Detecting Copy to USB
This use case detects any copy activity to USB.
Set up the Exploration to detect Web File Upload activity.
-
Open a new Exploration. From the Proofpoint Information and Cloud Security Platform, select the Analytics app.
-
From the left side-menu, select Activity > Explorations. Click New Exploration button.
-
Your new exploration opens and you see the source node with the default region, time and source. By default, a new Exploration shows all events captured for the past 24 hours, without any filtering applied.
-
Hover over this first filter and click the pencil button to edit the filter.

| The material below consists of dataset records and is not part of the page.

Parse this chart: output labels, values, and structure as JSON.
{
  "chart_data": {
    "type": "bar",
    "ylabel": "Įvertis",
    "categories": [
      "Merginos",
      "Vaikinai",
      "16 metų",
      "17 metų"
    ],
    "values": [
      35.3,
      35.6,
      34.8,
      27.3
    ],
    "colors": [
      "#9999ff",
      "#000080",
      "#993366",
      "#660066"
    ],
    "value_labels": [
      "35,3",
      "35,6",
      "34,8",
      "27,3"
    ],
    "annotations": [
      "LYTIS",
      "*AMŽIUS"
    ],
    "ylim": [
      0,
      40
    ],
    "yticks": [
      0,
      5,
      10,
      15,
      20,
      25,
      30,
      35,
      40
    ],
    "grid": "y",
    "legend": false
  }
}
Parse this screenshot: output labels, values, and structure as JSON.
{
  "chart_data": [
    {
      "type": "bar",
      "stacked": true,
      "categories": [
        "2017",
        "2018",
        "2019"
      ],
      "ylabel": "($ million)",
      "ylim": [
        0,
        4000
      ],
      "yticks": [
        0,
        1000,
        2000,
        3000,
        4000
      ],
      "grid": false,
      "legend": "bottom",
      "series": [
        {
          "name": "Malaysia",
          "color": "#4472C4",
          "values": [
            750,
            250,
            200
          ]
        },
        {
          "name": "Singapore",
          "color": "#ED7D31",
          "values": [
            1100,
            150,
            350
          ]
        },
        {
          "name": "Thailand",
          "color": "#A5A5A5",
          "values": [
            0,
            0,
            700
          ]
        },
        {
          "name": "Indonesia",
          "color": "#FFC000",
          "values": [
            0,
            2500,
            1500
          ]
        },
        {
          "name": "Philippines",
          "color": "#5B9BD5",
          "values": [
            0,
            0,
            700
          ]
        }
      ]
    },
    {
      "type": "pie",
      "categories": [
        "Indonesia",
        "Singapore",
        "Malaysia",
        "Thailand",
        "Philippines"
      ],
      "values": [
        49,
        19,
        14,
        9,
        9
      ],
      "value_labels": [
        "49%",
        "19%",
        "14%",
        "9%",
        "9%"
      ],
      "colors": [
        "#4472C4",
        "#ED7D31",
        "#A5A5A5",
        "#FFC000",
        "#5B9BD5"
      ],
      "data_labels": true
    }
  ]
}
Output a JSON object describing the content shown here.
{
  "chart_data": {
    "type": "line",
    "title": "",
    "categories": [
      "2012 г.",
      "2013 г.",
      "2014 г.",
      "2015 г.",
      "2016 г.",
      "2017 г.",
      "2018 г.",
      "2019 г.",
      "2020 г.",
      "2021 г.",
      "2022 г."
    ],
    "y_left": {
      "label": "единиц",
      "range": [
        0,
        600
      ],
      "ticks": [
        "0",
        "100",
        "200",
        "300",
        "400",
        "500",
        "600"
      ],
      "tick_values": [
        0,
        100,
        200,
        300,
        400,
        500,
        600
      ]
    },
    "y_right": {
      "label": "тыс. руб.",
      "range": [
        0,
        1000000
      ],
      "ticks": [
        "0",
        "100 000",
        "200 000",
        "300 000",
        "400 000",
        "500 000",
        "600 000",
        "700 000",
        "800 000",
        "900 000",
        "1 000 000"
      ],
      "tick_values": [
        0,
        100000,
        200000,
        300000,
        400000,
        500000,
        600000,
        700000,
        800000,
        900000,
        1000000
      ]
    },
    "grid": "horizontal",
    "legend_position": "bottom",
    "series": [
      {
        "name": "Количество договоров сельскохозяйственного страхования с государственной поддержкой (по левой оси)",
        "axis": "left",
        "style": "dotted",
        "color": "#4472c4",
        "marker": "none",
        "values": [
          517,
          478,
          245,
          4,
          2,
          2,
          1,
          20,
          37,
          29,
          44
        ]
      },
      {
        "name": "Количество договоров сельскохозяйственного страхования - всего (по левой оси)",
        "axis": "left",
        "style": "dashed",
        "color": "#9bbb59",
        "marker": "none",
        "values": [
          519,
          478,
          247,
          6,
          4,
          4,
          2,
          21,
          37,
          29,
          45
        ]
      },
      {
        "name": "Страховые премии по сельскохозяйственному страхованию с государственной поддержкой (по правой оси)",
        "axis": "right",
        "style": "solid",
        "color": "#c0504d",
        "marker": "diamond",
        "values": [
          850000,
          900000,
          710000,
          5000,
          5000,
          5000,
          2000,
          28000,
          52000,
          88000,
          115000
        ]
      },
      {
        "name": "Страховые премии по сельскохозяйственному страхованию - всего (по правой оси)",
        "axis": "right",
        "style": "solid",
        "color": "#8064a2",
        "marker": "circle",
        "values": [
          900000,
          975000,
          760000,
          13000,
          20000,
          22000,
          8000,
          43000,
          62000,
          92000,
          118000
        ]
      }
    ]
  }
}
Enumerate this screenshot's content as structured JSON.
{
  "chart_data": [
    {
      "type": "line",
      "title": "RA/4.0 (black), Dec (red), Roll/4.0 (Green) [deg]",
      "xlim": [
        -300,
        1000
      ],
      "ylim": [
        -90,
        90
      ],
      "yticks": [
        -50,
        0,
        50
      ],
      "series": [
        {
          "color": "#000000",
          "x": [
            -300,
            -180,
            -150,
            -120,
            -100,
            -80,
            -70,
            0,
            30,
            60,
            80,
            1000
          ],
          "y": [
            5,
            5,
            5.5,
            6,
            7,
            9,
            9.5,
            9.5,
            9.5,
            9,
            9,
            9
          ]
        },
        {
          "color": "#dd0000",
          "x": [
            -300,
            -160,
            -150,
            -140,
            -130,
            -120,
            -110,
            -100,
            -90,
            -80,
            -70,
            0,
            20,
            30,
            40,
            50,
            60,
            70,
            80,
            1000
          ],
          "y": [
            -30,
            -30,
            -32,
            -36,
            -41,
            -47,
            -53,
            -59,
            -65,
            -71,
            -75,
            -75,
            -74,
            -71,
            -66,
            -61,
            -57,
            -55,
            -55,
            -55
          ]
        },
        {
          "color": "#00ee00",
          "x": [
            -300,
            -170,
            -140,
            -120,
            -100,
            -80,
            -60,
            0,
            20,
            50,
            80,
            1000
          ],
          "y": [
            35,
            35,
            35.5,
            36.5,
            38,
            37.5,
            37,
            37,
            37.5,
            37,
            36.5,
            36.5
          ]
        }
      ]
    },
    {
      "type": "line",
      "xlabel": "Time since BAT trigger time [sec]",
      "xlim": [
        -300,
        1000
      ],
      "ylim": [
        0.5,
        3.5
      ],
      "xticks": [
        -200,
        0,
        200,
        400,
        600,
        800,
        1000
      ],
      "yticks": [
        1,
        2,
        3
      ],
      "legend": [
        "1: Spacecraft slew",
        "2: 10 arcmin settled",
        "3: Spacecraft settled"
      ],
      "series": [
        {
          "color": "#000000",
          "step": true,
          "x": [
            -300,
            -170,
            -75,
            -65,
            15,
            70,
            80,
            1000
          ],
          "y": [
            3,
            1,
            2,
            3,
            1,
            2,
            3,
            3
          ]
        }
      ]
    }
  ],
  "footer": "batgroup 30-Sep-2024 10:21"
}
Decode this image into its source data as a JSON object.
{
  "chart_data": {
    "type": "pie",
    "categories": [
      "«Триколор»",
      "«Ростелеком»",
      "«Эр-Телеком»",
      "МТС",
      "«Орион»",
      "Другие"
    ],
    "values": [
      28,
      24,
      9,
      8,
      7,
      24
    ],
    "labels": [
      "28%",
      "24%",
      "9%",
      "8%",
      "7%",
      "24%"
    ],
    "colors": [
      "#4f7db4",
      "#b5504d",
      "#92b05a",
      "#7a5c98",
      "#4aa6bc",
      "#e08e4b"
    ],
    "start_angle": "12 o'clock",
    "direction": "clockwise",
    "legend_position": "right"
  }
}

A pane on the right opens.
-
In the Filter by > Time area, in Over the last, select 7d. All the data over the past 7 days will display. Click Done.
-
Now, explore Web file upload activity. Click + (add filter button) to add a new filter. A pane opens on the right.
-
Select Primary Category > Copy to USB.
Type Primary Category in Search Fields to locate this field.
If Copy to USB is not available, then uploads have been captured by the Proofpoint ITM Agent in your environment. Wait for more data to be collected by the Agent or generate some events on your own.
-
Take a look at the activities. In the Activity Summary pane click Edit Columns
-
Scroll to Devices > USB Product Name. Click Done.
Activity Summary now shows all users who copied files to USB devices next to the names of these devices. This is a quick way to identify whether a user uses an unapproved USB device.
-
Click the Tree tab in the Activity Summary pane. You can now expand each username individually to easily view all devices for each user.
-
Click a device for a user. Activity view now shows only USB copies for this specific user and device.